Les os de la discorde

auteur
Paige Williams
traducteur
Jérôme Orsoni
Les os de la discorde

Il y a environ soixante-dix millions d’années, un dinosaure, le Tarbosaurus bataar, vivait dans la région de l’actuel désert de Gobi, en Mongolie. En raison de la rareté du spécimen, la présentation d’ossements appartenant à l’espèce lors d’une vente aux enchères à New York ne manqua pas d’attiser convoitises et soupçons. Un mandat d’arrêt fut lancé contre le squelette fossilisé, placé, malgré lui, au centre d’une controverse qui agita les paléontologues, chasseurs d’os et les États américain et mongol eux-mêmes. Paige Williams a mené l’enquête.

Aux États-Unis, l’histoire naturelle est mise aux enchères cinq ou six fois par an. Un dimanche de mai 2012, une grande vente s’est tenue au Dia Center for the Arts de Chelsea, qui l’accueillait pour l’occasion. La vente, organisée par une entreprise du nom de Heritage Auctions, s’est ouverte sur deux géodes d’améthyste qui ressemblaient aux oreilles d’un lapin sur le qui-vive.

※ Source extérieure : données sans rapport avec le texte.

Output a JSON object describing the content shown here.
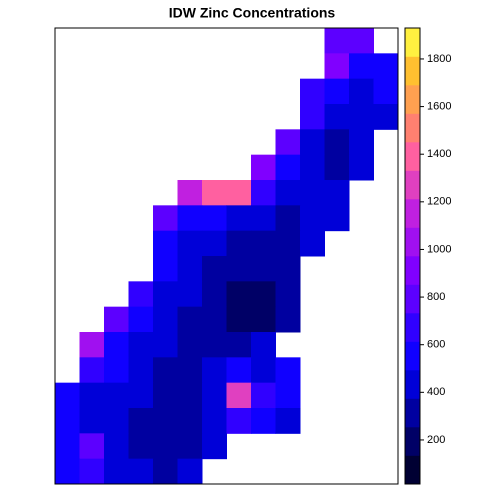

Puis, des météorites, du bois pétrifié, des défenses d’éléphant ; des mille-pattes, des scorpions et des araignées préservés dans de l’ambre ; des quartz précieux, des cristaux et des fossiles. Les fossiles allaient de petits animaux aquatiques de l’Éocène incrustés dans de la pierre à des restes de dinosaures de la fin du Crétacé. Ce jour-là, l’orteil articulé et la griffe d’un dinosaure marocain ont été vendus à soixante-trois mille dollars et la dent d’un tyrannosaure – vingt-sept centimètres de la racine à la pointe – à presque quarante mille.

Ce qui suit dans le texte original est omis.